Your loving gaze freed Zacchaeus and Matthew from being enslaved by money;
the adulteress and Magdalene from seeking happiness only in created things;
made Peter weep after his betrayal,
and assured Paradise to the repentant thief.
Let us hear, as if addressed to each one of us, the words that you spoke to the Samaritan woman:
“If you knew the gift of God!”

You are the visible face of the invisible Father,
of the God who manifests his power above all by forgiveness and mercy: let the Church be your visible face in the world, its Lord risen and glorified.
You willed that your ministers would also be clothed in weakness
in order that they may feel compassion for those in ignorance and error: let everyone who approaches them feel sought after, loved, and forgiven by God.

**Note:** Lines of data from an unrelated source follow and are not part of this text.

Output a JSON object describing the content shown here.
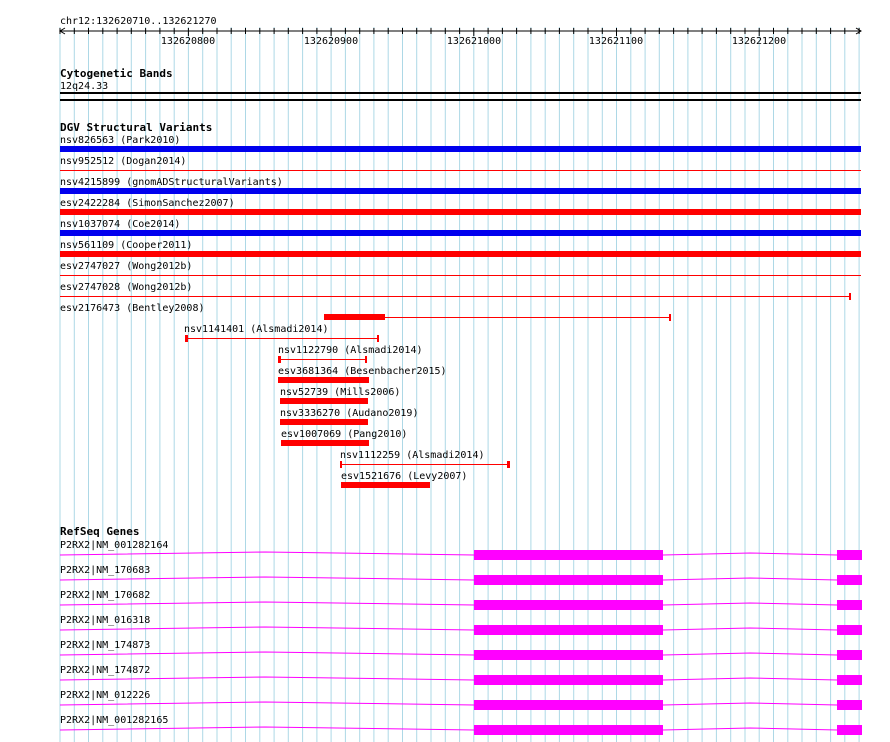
{
  "browser": {
    "region": "chr12:132620710..132621270",
    "ticks": [
      "132620800",
      "132620900",
      "132621000",
      "132621100",
      "132621200"
    ],
    "colors": {
      "grid": "#add8e6",
      "blue_variant": "#0000ee",
      "red_variant": "#ff0000",
      "gene": "#ff00ff"
    }
  },
  "cytoband": {
    "title": "Cytogenetic Bands",
    "band": "12q24.33"
  },
  "dgv": {
    "title": "DGV Structural Variants",
    "items": [
      {
        "label": "nsv826563 (Park2010)",
        "color": "blue"
      },
      {
        "label": "nsv952512 (Dogan2014)",
        "color": "red"
      },
      {
        "label": "nsv4215899 (gnomADStructuralVariants)",
        "color": "blue"
      },
      {
        "label": "esv2422284 (SimonSanchez2007)",
        "color": "red"
      },
      {
        "label": "nsv1037074 (Coe2014)",
        "color": "blue"
      },
      {
        "label": "nsv561109 (Cooper2011)",
        "color": "red"
      },
      {
        "label": "esv2747027 (Wong2012b)",
        "color": "red"
      },
      {
        "label": "esv2747028 (Wong2012b)",
        "color": "red"
      },
      {
        "label": "esv2176473 (Bentley2008)",
        "color": "red"
      },
      {
        "label": "nsv1141401 (Alsmadi2014)",
        "color": "red"
      },
      {
        "label": "nsv1122790 (Alsmadi2014)",
        "color": "red"
      },
      {
        "label": "esv3681364 (Besenbacher2015)",
        "color": "red"
      },
      {
        "label": "nsv52739 (Mills2006)",
        "color": "red"
      },
      {
        "label": "nsv3336270 (Audano2019)",
        "color": "red"
      },
      {
        "label": "esv1007069 (Pang2010)",
        "color": "red"
      },
      {
        "label": "nsv1112259 (Alsmadi2014)",
        "color": "red"
      },
      {
        "label": "esv1521676 (Levy2007)",
        "color": "red"
      }
    ]
  },
  "refseq": {
    "title": "RefSeq Genes",
    "transcripts": [
      "P2RX2|NM_001282164",
      "P2RX2|NM_170683",
      "P2RX2|NM_170682",
      "P2RX2|NM_016318",
      "P2RX2|NM_174873",
      "P2RX2|NM_174872",
      "P2RX2|NM_012226",
      "P2RX2|NM_001282165"
    ]
  }
}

Send your Spirit and consecrate every one of us with its anointing,
so that the Jubilee of Mercy may be a year of grace from the Lord,
and your Church, with renewed enthusiasm,
may bring good news to the poor,
proclaim liberty to captives and the oppressed,
and restore sight to the blind.

We ask this of you, Lord Jesus, through the intercession of Mary, Mother of
Mercy; you who live and reign with the Father and the Holy Spirit for ever and ever.